Antalya’dan Tereddüt ve Babamın Kanatları

CANAN AYDIN canan1aydin@gmail.com @kuzeydogu

Güneşe Yolculuk, Bulutları Beklerken, Pandora’nın Kutusu, Araf ve ardından gelen Tereddüt. Türkiye’nin en değerli kadın yönetmenlerinden olan Yeşim Ustaoğlu’nun yeni filmi ‘Tereddüt’. Bir önceki filmi Araf’ın kahramanı Zehra ile kadın dünyasına ve erkek egemen dünyada kadının çıkmazlarına bizi sürükleyen yönetmen Ustaoğlu, yeni filmi ‘Tereddüt’te bunu biraz daha ileriye taşıyor. Ustaoğlu, toplumun farklı kesimlerinden iki kadın; ki bunlardan kasabalı Elmas daha kız çocuğu denecek yaşta, bir diğeri ise onun elinden tutan beyaz yakalı bir psikolog olan Şehnaz. Tereddüt’te kasabada yolları kesişen aynı ama farklı iki genç kadının birbirine çarpan ve dönüşen hayatlarına tanık oluyoruz.
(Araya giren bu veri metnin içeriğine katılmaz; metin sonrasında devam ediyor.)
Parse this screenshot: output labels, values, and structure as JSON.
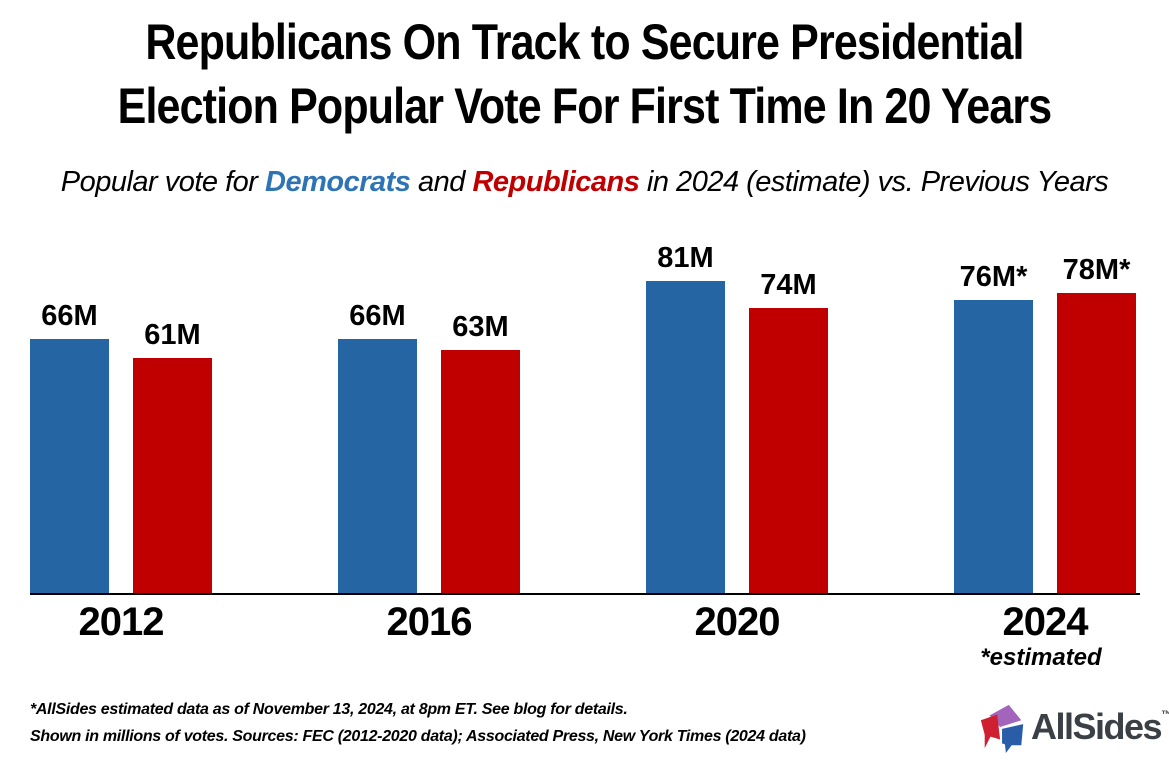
{
  "page": {
    "background": "#FFFFFF"
  },
  "title": {
    "line1": "Republicans On Track to Secure Presidential",
    "line2": "Election Popular Vote For First Time In 20 Years"
  },
  "subtitle": {
    "prefix": "Popular vote for ",
    "democrats_label": "Democrats",
    "connector": " and ",
    "republicans_label": "Republicans",
    "suffix": " in 2024 (estimate) vs. Previous Years",
    "democrats_color": "#2E74B5",
    "republicans_color": "#C00000"
  },
  "chart_data": {
    "type": "bar",
    "categories": [
      "2012",
      "2016",
      "2020",
      "2024"
    ],
    "series": [
      {
        "name": "Democrats",
        "color": "#2565A4",
        "values": [
          66,
          66,
          81,
          76
        ],
        "value_labels": [
          "66M",
          "66M",
          "81M",
          "76M*"
        ]
      },
      {
        "name": "Republicans",
        "color": "#C00000",
        "values": [
          61,
          63,
          74,
          78
        ],
        "value_labels": [
          "61M",
          "63M",
          "74M",
          "78M*"
        ]
      }
    ],
    "units": "millions of votes",
    "ylim": [
      0,
      85
    ],
    "gridlines": false,
    "y_axis_shown": false,
    "legend": "none",
    "category_notes": [
      {
        "category": "2024",
        "text": "*estimated"
      }
    ]
  },
  "footnote": {
    "line1": "*AllSides estimated data as of November 13, 2024, at 8pm ET. See blog for details.",
    "line2": "Shown in millions of votes. Sources: FEC (2012-2020 data); Associated Press, New York Times (2024 data)"
  },
  "logo": {
    "icon_name": "allsides-mark-icon",
    "text": "AllSides",
    "trademark": "TM",
    "text_color": "#3B4046",
    "icon_colors": {
      "left": "#CE2030",
      "top": "#A365BB",
      "right": "#2A5DA8"
    }
  }
}
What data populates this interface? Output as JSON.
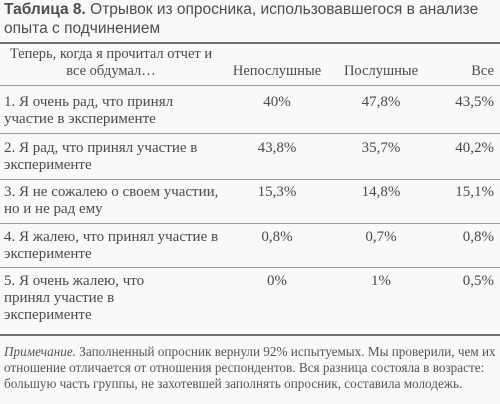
{
  "caption": {
    "label": "Таблица 8.",
    "text": "Отрывок из опросника, использовавшегося в анализе опыта с подчинением"
  },
  "table": {
    "headers": {
      "question": "Теперь, когда я прочитал отчет и все обдумал…",
      "disobedient": "Непослушные",
      "obedient": "Послушные",
      "all": "Все"
    },
    "rows": [
      {
        "q": "1. Я очень рад, что принял участие в эксперименте",
        "disob": "40%",
        "obed": "47,8%",
        "all": "43,5%"
      },
      {
        "q": "2. Я рад, что принял участие в эксперименте",
        "disob": "43,8%",
        "obed": "35,7%",
        "all": "40,2%"
      },
      {
        "q": "3. Я не сожалею о своем участии, но и не рад ему",
        "disob": "15,3%",
        "obed": "14,8%",
        "all": "15,1%"
      },
      {
        "q": "4. Я жалею, что принял участие в эксперименте",
        "disob": "0,8%",
        "obed": "0,7%",
        "all": "0,8%"
      },
      {
        "q": "5. Я очень жалею, что принял участие в эксперименте",
        "disob": "0%",
        "obed": "1%",
        "all": "0,5%"
      }
    ]
  },
  "note": {
    "label": "Примечание.",
    "text": "Заполненный опросник вернули 92% испытуемых. Мы проверили, чем их отношение отличается от отношения респондентов. Вся разница состояла в возрасте: большую часть группы, не захотевшей заполнять опросник, составила молодежь."
  }
}
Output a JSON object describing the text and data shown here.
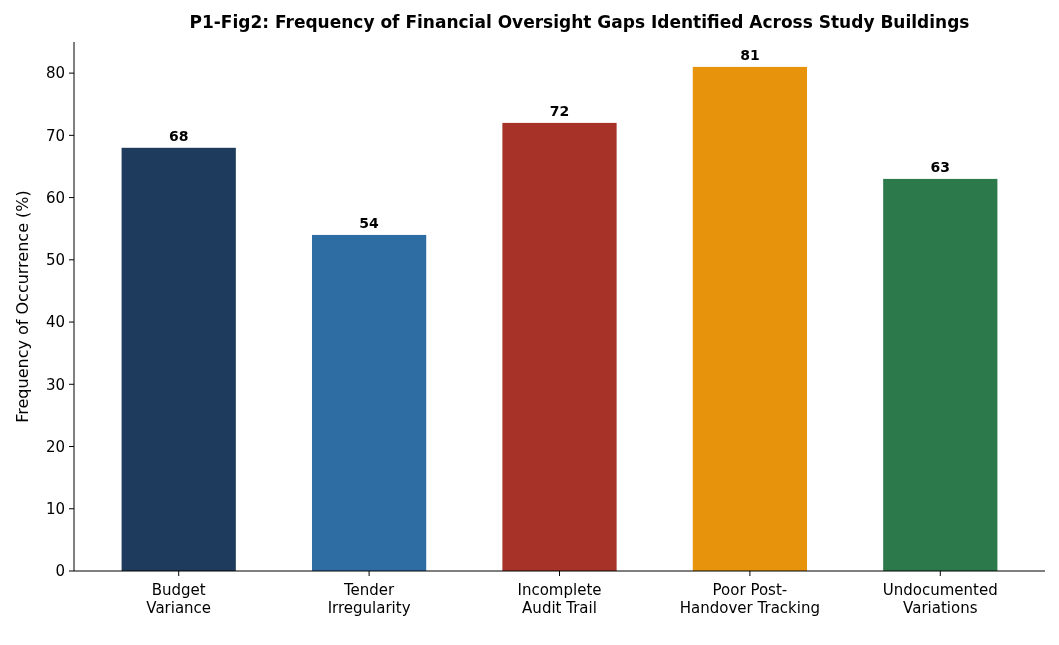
{
  "chart_data": {
    "type": "bar",
    "title": "P1-Fig2: Frequency of Financial Oversight Gaps Identified Across Study Buildings",
    "ylabel": "Frequency of Occurrence (%)",
    "categories": [
      "Budget\nVariance",
      "Tender\nIrregularity",
      "Incomplete\nAudit Trail",
      "Poor Post-\nHandover Tracking",
      "Undocumented\nVariations"
    ],
    "values": [
      68,
      54,
      72,
      81,
      63
    ],
    "colors": [
      "#1e3a5c",
      "#2e6da4",
      "#a63228",
      "#e8930c",
      "#2c7a4b"
    ],
    "ylim": [
      0,
      85
    ],
    "yticks": [
      0,
      10,
      20,
      30,
      40,
      50,
      60,
      70,
      80
    ],
    "data_labels": true,
    "grid": false
  }
}
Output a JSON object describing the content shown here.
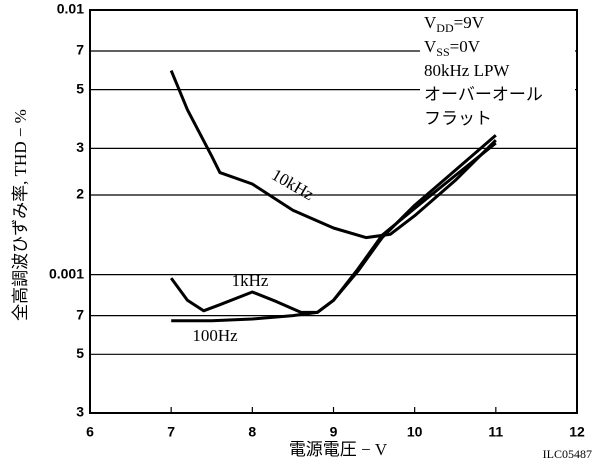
{
  "chart_data": {
    "type": "line",
    "y_label": "全高調波ひずみ率, THD − %",
    "x_label": "電源電圧 − V",
    "code": "ILC05487",
    "annotations": [
      {
        "text": "V",
        "sub": "DD",
        "tail": "=9V"
      },
      {
        "text": "V",
        "sub": "SS",
        "tail": "=0V"
      },
      {
        "text": "80kHz LPW"
      },
      {
        "text": "オーバーオール"
      },
      {
        "text": "フラット"
      }
    ],
    "xlim": [
      6,
      12
    ],
    "xticks": [
      6,
      7,
      8,
      9,
      10,
      11,
      12
    ],
    "ylim": [
      0.0003,
      0.01
    ],
    "log_y": true,
    "grid": true,
    "yticks": [
      {
        "value": 0.0003,
        "label": "3"
      },
      {
        "value": 0.0005,
        "label": "5"
      },
      {
        "value": 0.0007,
        "label": "7"
      },
      0.001,
      {
        "value": 0.002,
        "label": "2"
      },
      {
        "value": 0.003,
        "label": "3"
      },
      {
        "value": 0.005,
        "label": "5"
      },
      {
        "value": 0.007,
        "label": "7"
      },
      0.01
    ],
    "series": [
      {
        "name": "10kHz",
        "color": "#000000",
        "x": [
          7,
          7.2,
          7.5,
          7.6,
          8,
          8.5,
          9,
          9.4,
          9.7,
          10,
          10.5,
          11
        ],
        "values": [
          0.0059,
          0.0042,
          0.0028,
          0.00243,
          0.0022,
          0.00175,
          0.0015,
          0.00138,
          0.00142,
          0.00167,
          0.00227,
          0.00322
        ]
      },
      {
        "name": "1kHz",
        "color": "#000000",
        "x": [
          7,
          7.2,
          7.4,
          7.6,
          8,
          8.3,
          8.6,
          8.8,
          9,
          9.3,
          9.6,
          10,
          10.5,
          11
        ],
        "values": [
          0.00097,
          0.0008,
          0.00073,
          0.00077,
          0.00086,
          0.00079,
          0.00072,
          0.00072,
          0.0008,
          0.00105,
          0.00141,
          0.00178,
          0.00237,
          0.00314
        ]
      },
      {
        "name": "100Hz",
        "color": "#000000",
        "x": [
          7,
          7.5,
          8,
          8.5,
          8.8,
          9,
          9.3,
          9.6,
          10,
          10.5,
          11
        ],
        "values": [
          0.00067,
          0.00067,
          0.00068,
          0.0007,
          0.00072,
          0.0008,
          0.00103,
          0.00138,
          0.00183,
          0.00248,
          0.00336
        ]
      }
    ]
  }
}
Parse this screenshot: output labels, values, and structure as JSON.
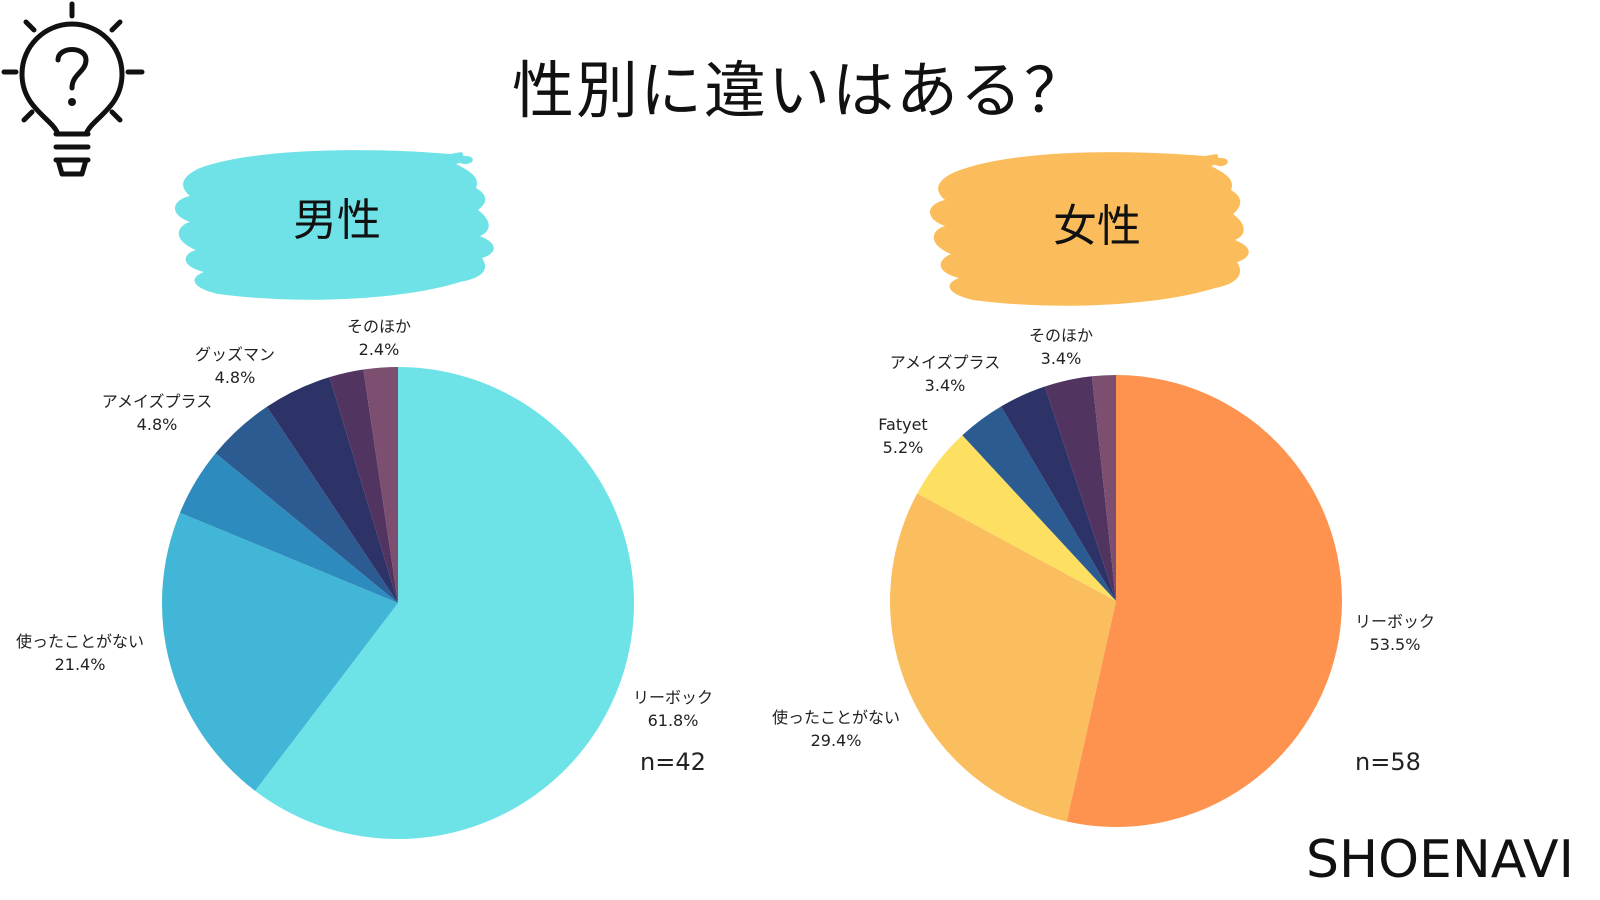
{
  "title": "性別に違いはある？",
  "brand": "SHOENAVI",
  "icon": "lightbulb-question-icon",
  "colors": {
    "male_brush": "#6ee2e6",
    "female_brush": "#fbbd5c"
  },
  "chart_data": [
    {
      "type": "pie",
      "title": "男性",
      "n_label": "n=42",
      "slices": [
        {
          "name": "リーボック",
          "value": 61.8,
          "label": "61.8%",
          "color": "#6de3e7"
        },
        {
          "name": "使ったことがない",
          "value": 21.4,
          "label": "21.4%",
          "color": "#42b6d6"
        },
        {
          "name": "",
          "value": 4.8,
          "label": "",
          "color": "#2e8bbd"
        },
        {
          "name": "アメイズプラス",
          "value": 4.8,
          "label": "4.8%",
          "color": "#2c5b92"
        },
        {
          "name": "グッズマン",
          "value": 4.8,
          "label": "4.8%",
          "color": "#2d3366"
        },
        {
          "name": "",
          "value": 2.4,
          "label": "",
          "color": "#523461"
        },
        {
          "name": "そのほか",
          "value": 2.4,
          "label": "2.4%",
          "color": "#7c4e6f"
        }
      ]
    },
    {
      "type": "pie",
      "title": "女性",
      "n_label": "n=58",
      "slices": [
        {
          "name": "リーボック",
          "value": 53.5,
          "label": "53.5%",
          "color": "#fd934f"
        },
        {
          "name": "使ったことがない",
          "value": 29.4,
          "label": "29.4%",
          "color": "#fbbe5e"
        },
        {
          "name": "Fatyet",
          "value": 5.2,
          "label": "5.2%",
          "color": "#fde062"
        },
        {
          "name": "",
          "value": 3.4,
          "label": "",
          "color": "#2c5b92"
        },
        {
          "name": "アメイズプラス",
          "value": 3.4,
          "label": "3.4%",
          "color": "#2d3366"
        },
        {
          "name": "そのほか",
          "value": 3.4,
          "label": "3.4%",
          "color": "#523461"
        },
        {
          "name": "",
          "value": 1.7,
          "label": "",
          "color": "#7c4e6f"
        }
      ]
    }
  ]
}
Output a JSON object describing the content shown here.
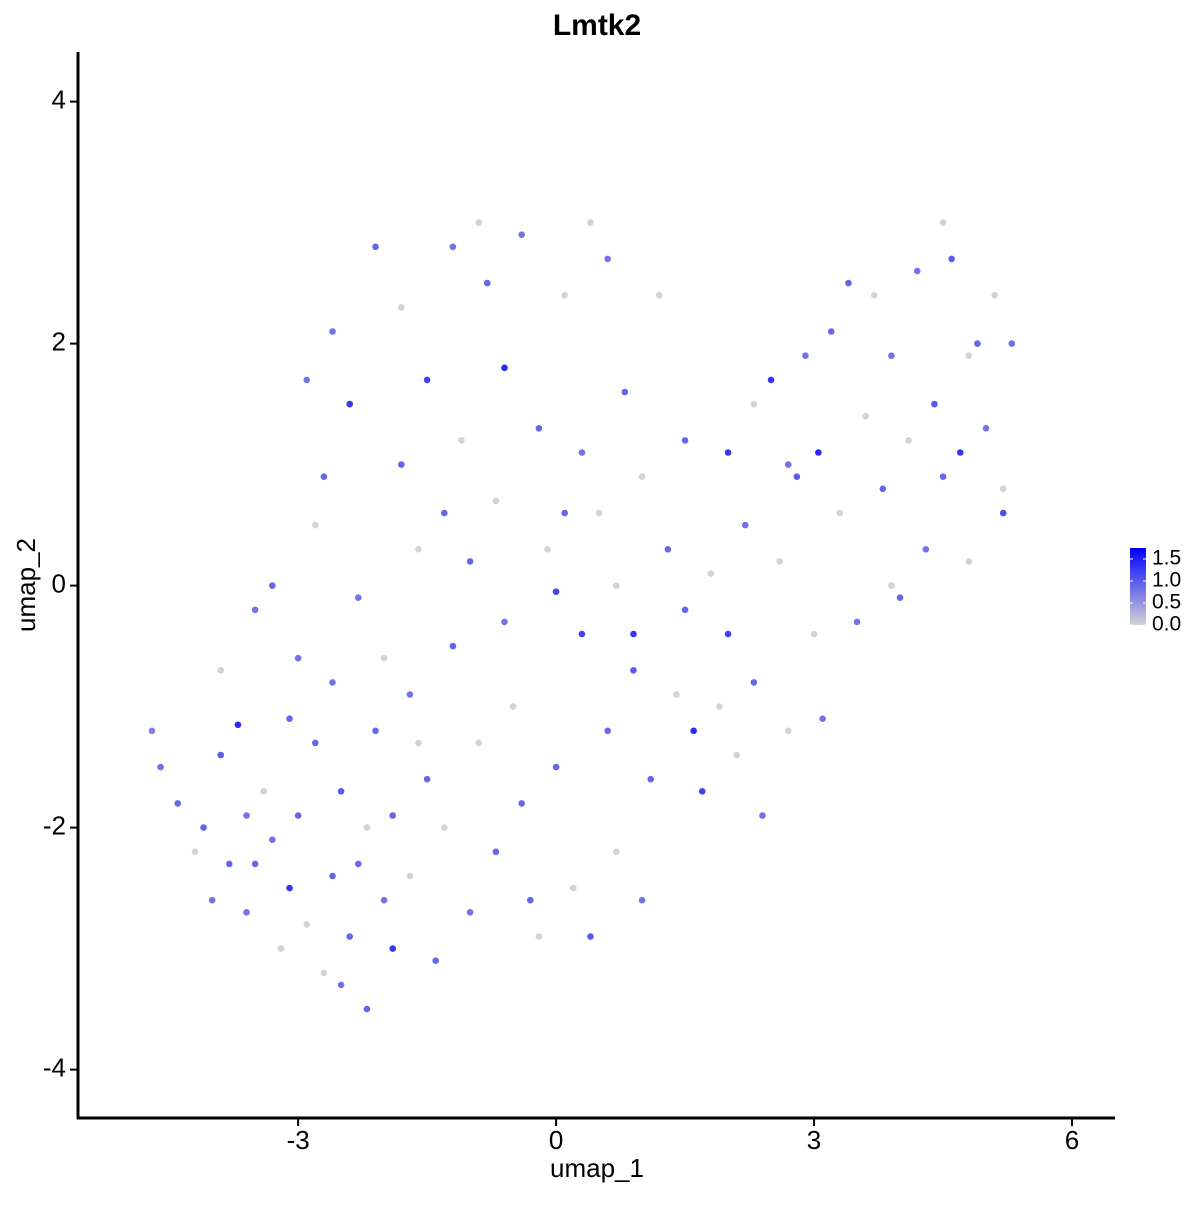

Bu tanıklık filmin atmosferinde yaratıldığı gibi dalga dalga çarparak sert bir hesaplaşmaya götürüyor.

Toronto Film Festivali’nde ilk kez seyirci karşısına çıkan film önceki akşam Antalya Film Festivali’nde prömiyeri’ni yaptı. Festivalin Ulusal ve Uluslararası yarışma filmlerinden olan ‘Tereddüt’ sanırım Altın Portakal heykelciğini evine götürecek en güçlü adaylardan. Filmin derin ve zor yükünü omuzlarında taşıyan, Elmas karakterine hayat veren genç oyuncu Ecem Uzun’un performansına diyecek tek bir söz yok. Keza psikolog Şehnaz’ın dünyasına bizi sürükleyen Funda Eryiğit’in sergilemiş olduğu oyunculuk takdire şayan. Filmin diğer üç önemli ismi ise Mehmet Kurtuluş, Okan Yalabık ve Serkan Keskin. Seyircinin de yoğun ilgi gösterdiği, merdiven basamaklarının dolup taştığı, hatta ve hatta koltuk kavgalarının bile yapıldığı filmin festivalden eli boş dönmeyeceği kesin.

‘Babamın Kanatları’
“İnsanın hayalleri olmasa, kafasındaki resimler olmasa hayatın ne anlamı var!” Bu replik oturamayacağı toplu konut şantiyesinde çalışan ve orada sevdiğiyle oturma hayalleri kuran ‘Babamın Kanatları’ filmindeki ‘Yusuf’a ait. Yusuf ve amcası birer depremzede. Van’da ailelerini bırakıp üç kuruş alabilmek için İstanbul’da bir gökdelen inşaatında çalışıyorlar. Yönetmen koltuğunda Kıvanç Sezer’in oturduğu film, emek sömürüsünün tavan yaptığı inşaat işçilerinin dünyasından bize seslenen ‘Babamın Kanatları’ var olan düzene sağlam bir gönderme. Filmde, “Kötü hastalığa” yakalandığını öğrenen inşaat işçisi İbrahim hayat veren isim ise Adana Film Festivali’nin de En İyi Erkek Oyuncu ödülünü alan sinema emektarı Menderes Samancılar. İbrahim’in içinde bulunduğu yaşam ile ölüm arasındaki içsel yolculuğuna bizi dahil eden Menderes Samancılar belli ki sadece festivalin değil gönüllerin kazananı oluyor. Bize o dünyada neler olduğunu bir kez daha hatırlatan film belli ki Altın Portakal’dan da eli boş dönmeyecek.